The second is the last in the exhibit, a 1938 Delahaye 135M Roadster by Figoni et Falaschi, a black, gleaming body swept and smoothed like a piece of art work — or the feminine form itself — with enclosed wheels and headlights integrated into the fenders, and a fold-down split windshield, and a minimalist red stripe ribboning along the body (apparently only 10 such cars were ever built, and only three are known to survive; this one was found under an olive tree in the Algerian mountains in 1992). Standing next to the Delahaye is an equally simple and elegant Jeanne Lanvin day ensemble from 1937, consisting of a black wool dress, dickey, belt, cape, hat and gloves, also with the most minimal of ornamentation: four gold buttons down the front, and a single yellow band on the hat.

It’s hard to leave the “Automotivated” exhibit without wondering whether there’s any invention of the modern era that’s shaped — and reflected — the look of our wardrobes as much as the car did in its first four decades. Or perhaps our a la carte, always on, speed-of-light existence has foreclosed the possibility that anything will ever capture our attention as completely, dooming us instead to endless mini-cycles of “Free Lindsay” T-shirts, iPad-pocket jackets and fast-fashion collaborations.
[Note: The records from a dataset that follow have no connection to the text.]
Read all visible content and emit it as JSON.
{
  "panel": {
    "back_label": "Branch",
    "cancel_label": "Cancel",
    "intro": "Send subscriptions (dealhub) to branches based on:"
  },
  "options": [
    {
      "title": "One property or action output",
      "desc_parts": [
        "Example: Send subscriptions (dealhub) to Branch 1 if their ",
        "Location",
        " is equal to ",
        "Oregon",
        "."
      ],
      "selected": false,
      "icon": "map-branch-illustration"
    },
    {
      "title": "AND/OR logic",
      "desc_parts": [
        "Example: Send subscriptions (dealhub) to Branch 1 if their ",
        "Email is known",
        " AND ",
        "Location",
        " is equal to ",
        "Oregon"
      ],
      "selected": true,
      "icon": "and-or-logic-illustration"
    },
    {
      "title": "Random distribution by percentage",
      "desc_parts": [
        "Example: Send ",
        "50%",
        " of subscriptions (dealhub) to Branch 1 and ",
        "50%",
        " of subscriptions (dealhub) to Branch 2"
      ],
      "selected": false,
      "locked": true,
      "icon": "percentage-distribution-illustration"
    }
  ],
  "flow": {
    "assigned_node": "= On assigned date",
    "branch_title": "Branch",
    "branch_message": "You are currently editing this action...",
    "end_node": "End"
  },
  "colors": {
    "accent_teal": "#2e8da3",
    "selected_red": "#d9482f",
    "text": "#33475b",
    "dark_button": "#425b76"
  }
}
Will anything, a century from now, resonate in fashion the way the car did last century?

“It’s hard to think of something that’s had as important an effect on our lives today as the Internet,” said Sewell, “and we know it’s something that fashion designers have really taken into account. But will the Internet end up having the same kind of profound effect as the automobile? We won’t really know that until we have the benefit of hindsight.”

Sounds like the answer will have to wait until the “World Wide Wardrobe” exhibit circa 2110, which will probably be available streamed as a holograph to the dashboard viewing pod of a run-of-the-mill flying car.